As GE Transportation’s product portfolio grew, operating conditions demanded a smarter approach. Conductors navigated dense instruction manuals with route-specific parameters, one for each section of track, each car, and each locomotive, accounting for sharp curves, grade changes, weight variations, and speed limits. The inconsistency led to higher fuel consumption and unplanned stops.

GE needed a system that could replace that manual judgment with real-time automation, without taking control away from the conductor entirely.

Problem

Dense manuals, inconsistent braking decisions, and no unified view of route parameters led to inefficient fuel use and increased operational risk.

Goal

An intuitive iPad interface that surfaced the system's calculated speed profile and helped conductors follow, or hand off to, automated throttle and braking controls.

USER RESEARCH

Understanding how conductors think about their route

Working alongside the UX researcher, I mapped how conductors currently handled trip planning. The core insight: they were mentally tracking multiple overlapping rule sets simultaneously, terrain, load, weather, schedule, with no single decision-support tool to surface conflicts or suggestions.

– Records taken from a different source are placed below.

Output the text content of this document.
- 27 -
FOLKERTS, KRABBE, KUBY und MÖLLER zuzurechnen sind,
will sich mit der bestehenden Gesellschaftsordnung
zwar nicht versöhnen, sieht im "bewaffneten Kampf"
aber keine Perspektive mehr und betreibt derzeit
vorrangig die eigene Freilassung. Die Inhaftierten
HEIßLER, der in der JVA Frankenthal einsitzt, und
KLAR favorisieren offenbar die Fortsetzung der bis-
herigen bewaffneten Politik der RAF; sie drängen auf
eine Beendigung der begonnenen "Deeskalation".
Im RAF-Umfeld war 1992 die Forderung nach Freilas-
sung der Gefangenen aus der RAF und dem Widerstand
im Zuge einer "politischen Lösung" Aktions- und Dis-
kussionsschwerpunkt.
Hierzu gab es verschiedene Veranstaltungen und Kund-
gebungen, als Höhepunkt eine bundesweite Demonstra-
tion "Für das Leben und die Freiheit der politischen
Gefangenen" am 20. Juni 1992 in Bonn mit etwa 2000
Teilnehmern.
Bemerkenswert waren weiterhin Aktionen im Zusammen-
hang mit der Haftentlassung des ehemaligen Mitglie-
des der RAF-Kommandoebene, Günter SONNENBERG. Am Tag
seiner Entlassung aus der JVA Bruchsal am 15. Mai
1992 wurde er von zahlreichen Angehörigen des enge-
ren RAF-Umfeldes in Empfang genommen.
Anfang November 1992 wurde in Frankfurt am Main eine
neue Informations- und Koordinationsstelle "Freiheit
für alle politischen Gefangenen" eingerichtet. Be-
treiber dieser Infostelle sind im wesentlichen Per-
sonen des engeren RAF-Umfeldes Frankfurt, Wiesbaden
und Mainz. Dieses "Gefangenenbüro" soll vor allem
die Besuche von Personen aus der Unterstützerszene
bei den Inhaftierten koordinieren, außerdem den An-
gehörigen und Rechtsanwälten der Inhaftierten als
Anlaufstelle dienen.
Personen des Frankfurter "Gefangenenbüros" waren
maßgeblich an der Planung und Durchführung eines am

Imagine a railroad with so many obstacles that, in order to preserve the locomotives, the train operators needed to drive according to different parameters, taking into account unstable and remote areas, sharp curves and speed and acceleration variations.

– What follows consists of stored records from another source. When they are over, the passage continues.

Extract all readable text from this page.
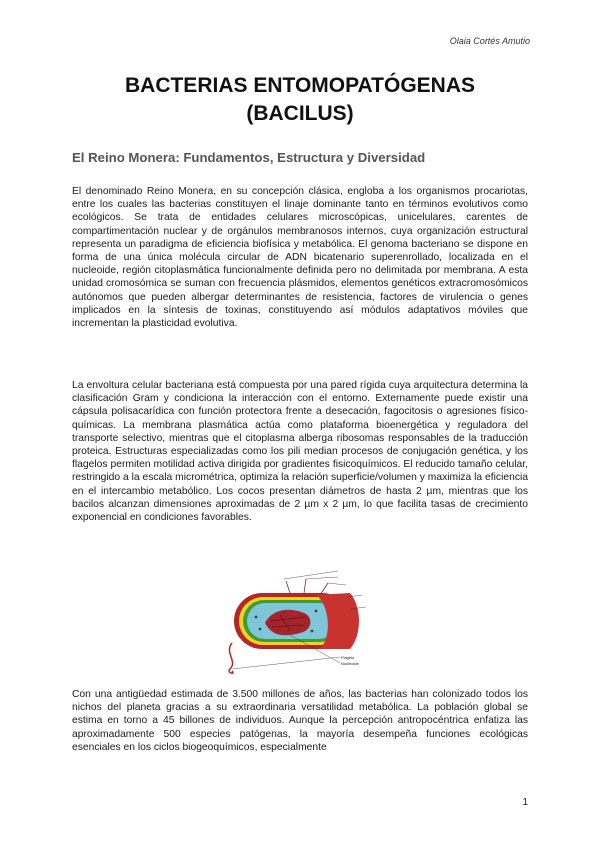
Olaia Cortés Amutio
BACTERIAS ENTOMOPATÓGENAS
(BACILUS)
El Reino Monera: Fundamentos, Estructura y Diversidad

El denominado Reino Monera, en su concepción clásica, engloba a los organismos procariotas, entre los cuales las bacterias constituyen el linaje dominante tanto en términos evolutivos como ecológicos. Se trata de entidades celulares microscópicas, unicelulares, carentes de compartimentación nuclear y de orgánulos membranosos internos, cuya organización estructural representa un paradigma de eficiencia biofísica y metabólica. El genoma bacteriano se dispone en forma de una única molécula circular de ADN bicatenario superenrollado, localizada en el nucleoide, región citoplasmática funcionalmente definida pero no delimitada por membrana. A esta unidad cromosómica se suman con frecuencia plásmidos, elementos genéticos extracromosómicos autónomos que pueden albergar determinantes de resistencia, factores de virulencia o genes implicados en la síntesis de toxinas, constituyendo así módulos adaptativos móviles que incrementan la plasticidad evolutiva.

La envoltura celular bacteriana está compuesta por una pared rígida cuya arquitectura determina la clasificación Gram y condiciona la interacción con el entorno. Externamente puede existir una cápsula polisacarídica con función protectora frente a desecación, fagocitosis o agresiones físico-químicas. La membrana plasmática actúa como plataforma bioenergética y reguladora del transporte selectivo, mientras que el citoplasma alberga ribosomas responsables de la traducción proteica. Estructuras especializadas como los pili median procesos de conjugación genética, y los flagelos permiten motilidad activa dirigida por gradientes fisicoquímicos. El reducido tamaño celular, restringido a la escala micrométrica, optimiza la relación superficie/volumen y maximiza la eficiencia en el intercambio metabólico. Los cocos presentan diámetros de hasta 2 µm, mientras que los bacilos alcanzan dimensiones aproximadas de 2 µm x 2 µm, lo que facilita tasas de crecimiento exponencial en condiciones favorables.

Flagelo
Nucleoide

Con una antigüedad estimada de 3.500 millones de años, las bacterias han colonizado todos los nichos del planeta gracias a su extraordinaria versatilidad metabólica. La población global se estima en torno a 45 billones de individuos. Aunque la percepción antropocéntrica enfatiza las aproximadamente 500 especies patógenas, la mayoría desempeña funciones ecológicas esenciales en los ciclos biogeoquímicos, especialmente

1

To give you an idea, train drivers had an instruction manual to drive the train in different sections of the track, with specifications for each car and locomotive, contemplating several territorial and operational factors!

DESIGN PROCESS

Five steps, one flow, from onboarding a trip to handing off to automation

After a brainstorming and sketching phase with the team, I mapped the conductor experience into five clear stages. These became the core navigation architecture for the iPad app, ensuring conductors could always locate themselves in the process and understand what the system was doing next.

1
Initialize trip
Conductor identifies locomotive, train consist, and route. The system pulls relevant parameters from onboard GPS and fleet data.
2
Trip data
Review of route specifics: scheduled stops, distance, estimated fuel load, and time constraints.
3
Train data
System inputs including length, weight, locomotive performance curve, and any special restrictions for the current consist.
4
Restrictions
Speed limits, grade restrictions, and railroad aspects confirmed before the system generates the optimized speed profile.
5
Start trip
Conductor activates Trip Optimizer. Control is handed to the system, with manual override available at any point.

SOLUTION

High-fidelity prototypes and in-train UI

I designed the iPad interface in Sketch and Adobe XD, handled motion design with After Effects and Lottie, and produced all GUI assets for the engineering team.

Below are the in-train screens deployed onboard operational trains.

IMPACT

3,000 trains. 16 million kilometers daily.

REFLECTION

What I took away

What I learned
Design in high-stakes environments requires precision
Safety-critical UI taught me to balance user clarity with system complexity. Ambiguity in a conductor screen isn’t a UX problem, it’s an operational risk.
What I’d do differently
I’d invest more time in early onboarding
Joining mid-stream forced me to move fast. Deeper early understanding of system architecture and operational context would have led to stronger architectural decisions sooner.
Cross-functional insight
Embedded design shapes system thinking
Working from prototyping to implementation, alongside researchers, engineers, and rail operations, shifted how the whole team thought about automation. Design at that depth changes product direction.